Sensing an untapped market, and weary of shuttling his three sons to Malibu beaches to buy surfboards, in 1962 record producer Bill Richards opened Val Surf & Sport in North Hollywood. His sons spun tales of the "thousands of Valley surfers" who would clamor for merchandise at an inland store. He listened.
Thirty years later, Val Surf--now with two other stores--is still in business, and operated by Richards' three beach boys who are well into middle age. A few other surf stores in the state have been around longer than Val Surf. "But no other shop has had longer family ownership," said Mark Richards, 45, who still surfs, unlike his brothers, Kurt, 48, and Eric, 52. Val Surf also sells ski and skate equipment, clothing and accessories.
Forty-five is old for a surfer, but Mark Richards is down to Malibu beaches by 8 o'clock each summer morning. He surfs three hours before suiting up for work in shorts, sandals and a Hang Ten shirt.
Fortunately he isn't the only middle-aged surfer these days--and that's helped his business survive the recession.
The 13-to 27-year-old surfer has traditionally been the market targeted by retailers. That's changing. "Guys in their 40s and 50s come in here all the time, wanting to get back into surfing for exercise, or they want to introduce it to their kids," said Mark Richards. "Or sometimes they're trying to keep up with their kids who now surf."
To do that, older surfers are buying longer surfboards, called longboards. Longboards have less maneuverability than shorter boards, but have greater stability, allowing middle-aged surfers to ride the waves when their reflexes are slowing down.
Topping nine feet, longboards were largely replaced in the late 1960s by shortboards that now average 6 1/2 feet. But the introduction of lighter polyurethane foam in the late 1970s helped today's longboards shed 20 pounds from weights of around 40 pounds in the 1960s.
Surfboard manufacturers and surf shops specializing in longboards are benefiting from the trend. "Mostly doctors, lawyers and other older professionals are buying longboards--heavily during the past two years," said Henry Ford, retail manager of Stewart Sports. "We call them the Gold Card Club." Stewart Sports is a San Clemente-based manufacturer of longboards, a major surfboard manufacturer that sells 250 boards a week.
Although surfboards produce only about 5% of Val Surf's total sales, the Richards display surf-boards prominently to lure customers. Val Surf sells about 500 surfboards a year, 25% of which are longboards, Richards said, up 15% from last summer.
A rival store, Breezin Surf & Sport in Ventura, reports that longboard sales now comprise 50% of their surfboard sales, up from 20% last summer.
Val Surf sells longboards for up to $550 each, compared to an average $325 for a shortboard. Richards would not reveal Val Surf's annual sales, but based on surfboards sold, the combined sales of his three stores probably are a modest $3.5 million a year.

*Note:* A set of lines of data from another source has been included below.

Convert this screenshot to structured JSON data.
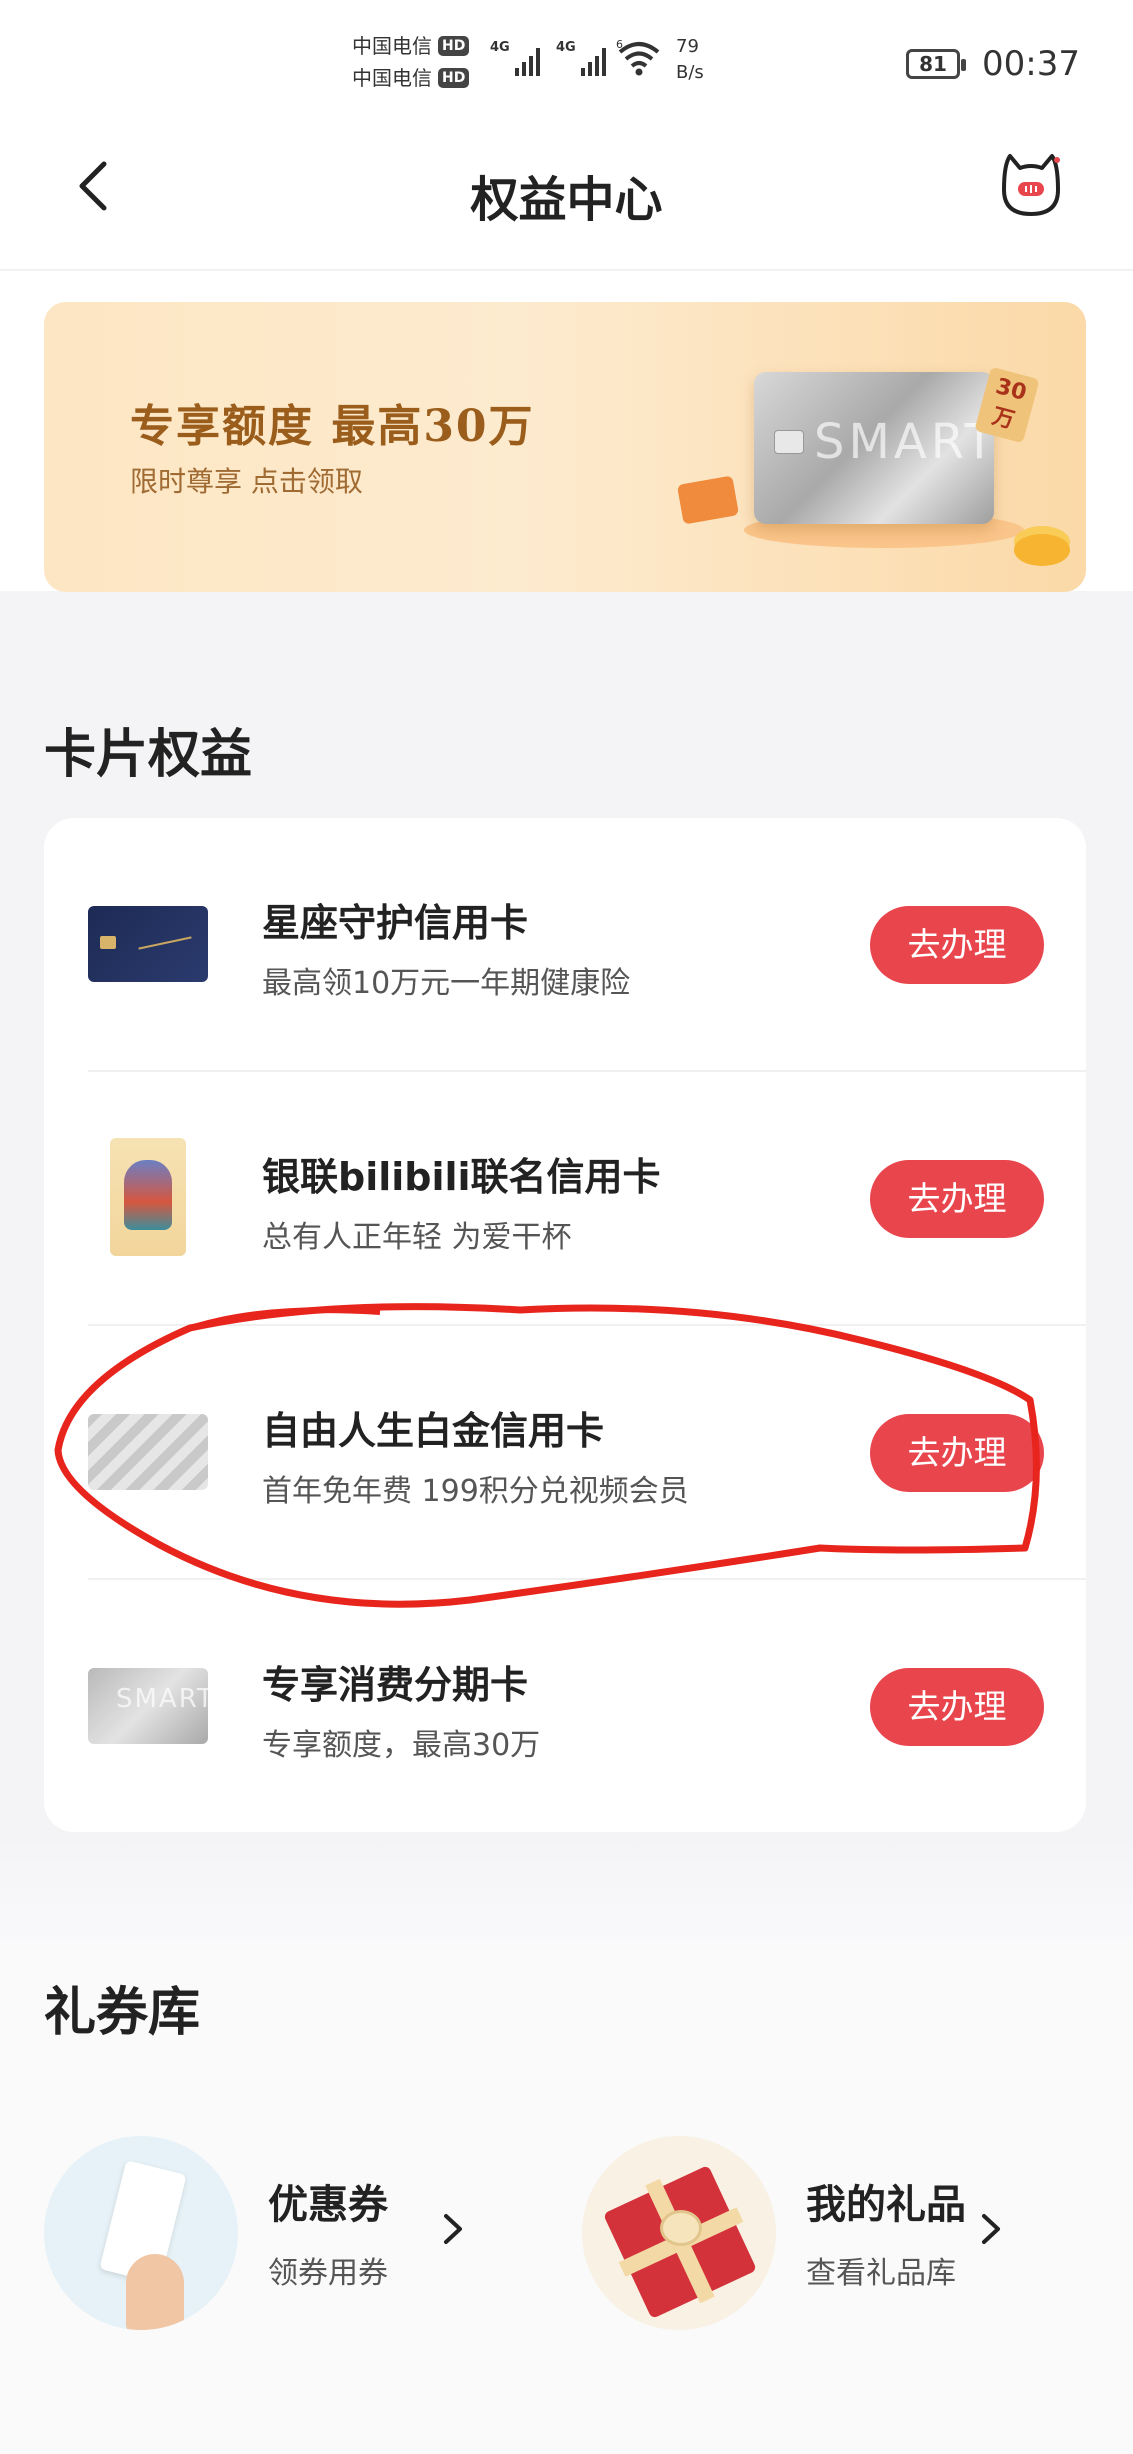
{
  "status_bar": {
    "carrier1": "中国电信",
    "carrier2": "中国电信",
    "hd_label": "HD",
    "net1": "4G",
    "net2": "4G",
    "wifi_tag": "6",
    "speed_value": "79",
    "speed_unit": "B/s",
    "battery": "81",
    "time": "00:37"
  },
  "nav": {
    "title": "权益中心",
    "back_icon": "chevron-left-icon",
    "mascot_icon": "cat-mascot-icon"
  },
  "banner": {
    "title": "专享额度 最高30万",
    "subtitle": "限时尊享 点击领取",
    "card_text": "SMART",
    "tag_line1": "30",
    "tag_line2": "万"
  },
  "card_section": {
    "title": "卡片权益",
    "button_label": "去办理",
    "items": [
      {
        "name": "星座守护信用卡",
        "desc": "最高领10万元一年期健康险"
      },
      {
        "name": "银联bilibili联名信用卡",
        "desc": "总有人正年轻 为爱干杯"
      },
      {
        "name": "自由人生白金信用卡",
        "desc": "首年免年费 199积分兑视频会员"
      },
      {
        "name": "专享消费分期卡",
        "desc": "专享额度，最高30万"
      }
    ]
  },
  "coupon_section": {
    "title": "礼券库",
    "items": [
      {
        "title": "优惠券",
        "subtitle": "领券用券"
      },
      {
        "title": "我的礼品",
        "subtitle": "查看礼品库"
      }
    ]
  },
  "colors": {
    "accent": "#e8454d",
    "annotation": "#e8251c",
    "banner_text": "#9a5d1b"
  }
}
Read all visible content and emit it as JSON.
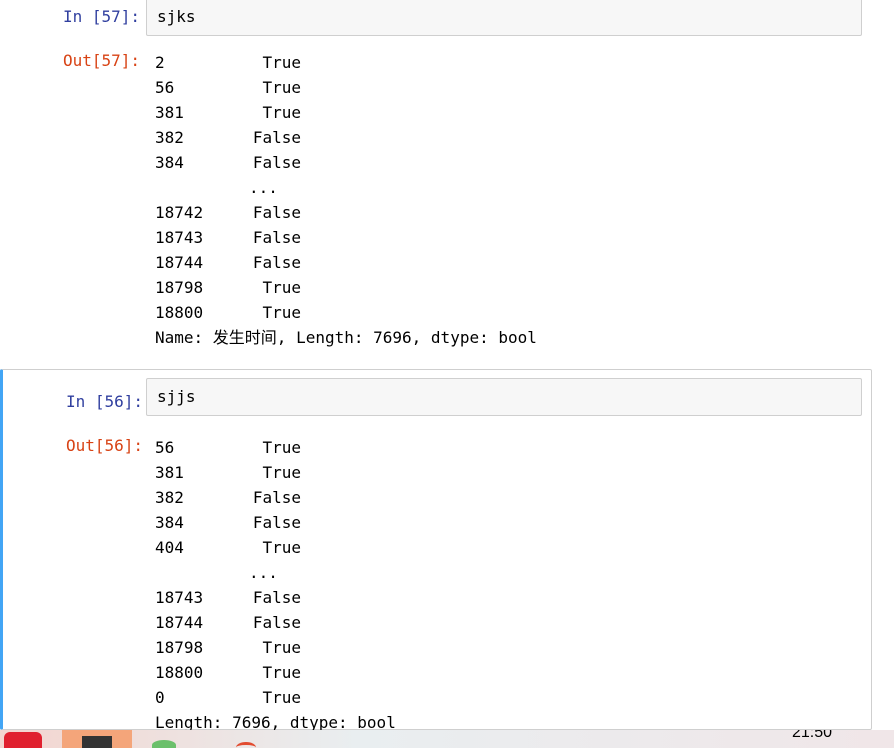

Overall, Val Surf's sales are down 5% this year. "The recession has hit us just like other retail businesses," said Richards, who is the company president.
Surfing dates back at least to the 18th Century when Western explorers discovered Polynesians riding wooden boards off what are now the Hawaiian islands. Earlier this century surfboards were still primitive--as long as 18 feet and made of heavy redwood. Lighter woods were used in the 1940s, and by the 1950s much lighter weight polyurethane foam boards began to be used.
Surfing exploded after the movie "Gidget" was released in 1959, and grew steadily until the early-1980s recession triggered a downturn. In the late 1980s, particularly as department stores added more and more surf goods, Richards said, the industry suffered an overexpansion. And it hit another slump last year, sharpened by the current recession.
Because of their size, the popular longboards are easier to paddle and can hold the larger girth of older surfers who find shortboards a bit tippy. The shortboard's compact design is great for tricks and cutting through waves. Perhaps the shortboard's biggest drawback is that surfers cannot ride its nose--called "hanging 10"--as they can on a longboard.
Two magazines targeting older surfers began publishing this year and a dozen surf clubs for older members have formed up and down the coast in the past five years. Longboarders now dominate at half a dozen Southern California beaches. The "Surf-Legends Classic," held again in August on a Costa Rica beach, features two dozen surfing legends. Also, at least four clothing manufacturers offer classic surf-wear that dates back to the 1960s. Younger surfers have also latched on to the retro look.
Bill Richards, now 81 and retired, never partook of surfing trends, he just marketed them, usually on the advice of his three sons who were equal partners in the business since day one.